En revanche, l’extrême violence de la métaphore dont il use pour parler du CAL, elle, ne passe absolument pas : le chien, la rage, les morsures et le vaccin. Mais quelle abjecte et scandaleuse séquence ! Car, à filer cette dégoûtante métaphore, nous, les laïques, tels des chiens frappés de rage, devrions donc être piqués pour nous voir inoculer un vaccin… La férocité de la diatribe d’un homme qui se présente comme un chantre du dialogue et se félicite de se faire inviter dans tous les cénacles laïques et même en Franc-maçonnerie m’a scandalisée au plus haut point. Et ceci d’autant plus que le momentum politique choisi pour écrire cette Chronique n’a rien d’anodin.
C’est donc cela que la Présidente d’une Association qui regroupe des milliers de femmes et d’hommes laïques ne peut absolument pas laisser dire ! Il m’est intolérable qu’ils soient assimilés à une horde de chiens enragés. Il m’est insupportable que nous, librement engagés et acteurs laïques au service de ce pays, soyons réduits à des fondamentalistes en puissance ou à des porteurs de « voix illibérales », terme tellement symboliquement surchargé quand on connaît le rôle historique des « Libéraux » dans la configuration pacifiée de notre pays.
Et de même, pourquoi donc se servir, dans ce raisonnement qui attaque lâchement le CAL, d’un mot terrifiant comme « dhimmitude », par ailleurs chéri par l’extrême-droite ? Pourquoi employer à dessein un terme aussi pervers et polémique, et qui plus est bâtard, vocable d’une rare brutalité à l’égard de nos concitoyens musulmans, tant il les ramène, par ricochet, à une vision négative et abjecte de leur religion, comme s’il fallait encore, dans cette diatribe, se servir de l’islam et l’instrumentaliser ? Quel immense gâchis !
Si Éric de Beukelaer veut vraiment, pour le citer, que demeure « la centralité de la Raison dans la Cité », il ne doit pas s’exempter lui-même de cette tâche humaine et humaniste. Aucun sentiment de supériorité ne lui permet de se dispenser de cet élémentaire devoir de respect citoyen. Je lui demande d’arrêter d’user de ces infâmes procédés dont les effets sont dévastateurs, tant ils sont porteurs de haine et de mépris.
Car ce n’est pas qu’un « prêtre-chroniqueur » qui parle, c’est, je l’ai dit, le Vicaire général de Liège, mais c’est aussi un membre important du « Comité national » chargé d’organiser la visite du pape en Belgique.
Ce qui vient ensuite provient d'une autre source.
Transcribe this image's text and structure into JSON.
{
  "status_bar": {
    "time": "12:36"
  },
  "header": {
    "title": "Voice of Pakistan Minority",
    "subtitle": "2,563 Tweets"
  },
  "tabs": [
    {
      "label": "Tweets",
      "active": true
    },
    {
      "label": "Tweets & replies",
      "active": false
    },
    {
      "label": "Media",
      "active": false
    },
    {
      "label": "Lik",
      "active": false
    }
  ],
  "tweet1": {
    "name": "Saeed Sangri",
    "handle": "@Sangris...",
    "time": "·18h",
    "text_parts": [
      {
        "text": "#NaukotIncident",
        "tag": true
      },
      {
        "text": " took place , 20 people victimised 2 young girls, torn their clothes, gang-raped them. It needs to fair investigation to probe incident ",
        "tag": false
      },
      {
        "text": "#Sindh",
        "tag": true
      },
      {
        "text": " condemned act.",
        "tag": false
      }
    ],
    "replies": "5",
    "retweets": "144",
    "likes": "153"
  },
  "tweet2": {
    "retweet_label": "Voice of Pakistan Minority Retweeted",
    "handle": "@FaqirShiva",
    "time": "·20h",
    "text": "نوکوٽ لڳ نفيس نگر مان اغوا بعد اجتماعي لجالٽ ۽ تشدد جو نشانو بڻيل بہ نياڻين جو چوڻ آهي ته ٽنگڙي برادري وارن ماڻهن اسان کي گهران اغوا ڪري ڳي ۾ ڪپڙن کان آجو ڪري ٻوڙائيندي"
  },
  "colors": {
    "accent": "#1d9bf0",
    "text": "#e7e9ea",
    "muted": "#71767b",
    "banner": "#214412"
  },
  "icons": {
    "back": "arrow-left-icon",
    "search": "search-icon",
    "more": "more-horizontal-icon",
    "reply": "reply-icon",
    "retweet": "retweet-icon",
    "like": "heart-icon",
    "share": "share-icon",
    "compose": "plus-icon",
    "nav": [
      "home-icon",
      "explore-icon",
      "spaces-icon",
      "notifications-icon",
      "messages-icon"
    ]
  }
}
D’ailleurs, faudra-t-il alors, par un nouvel excès de zèle, écrire une autre « Chronique », pour museler les chiens enragés, en sorte que les soi-disant « amis laïques » ne viennent pas jouer les trouble-fête devant le pape, lors de sa visite du 26 au 29 septembre ? D’autant que les laïques tiennent plus que tout à la journée du 28 septembre, cette « Journée mondiale pour le droit à l’avortement », droit sans cesse remis en cause, comme celui de l’euthanasie et de tant d’autres, par un homme dont les convictions religieuses, sur ces questions qu’il assimile honteusement à une « culture du déchet », sont obscurantistes.
Je demande donc à Éric de Beukelaer de ne pas verser dans le mépris et de ne pas inventer des guerres et des combats qui n’ont plus lieu d’être. Car tenter de séduire les uns et les autres avec des propos contradictoires est un jeu dangereux. Et je le rassure : on ne risque pas d’y être mordu, mais bien d’y perdre son âme. Ce qui pour un chrétien à plus de prix qu’un mollet. Il est urgent que reviennent, chez lui, le sens du respect et un ton en cohérence avec les fonctions qui sont les siennes.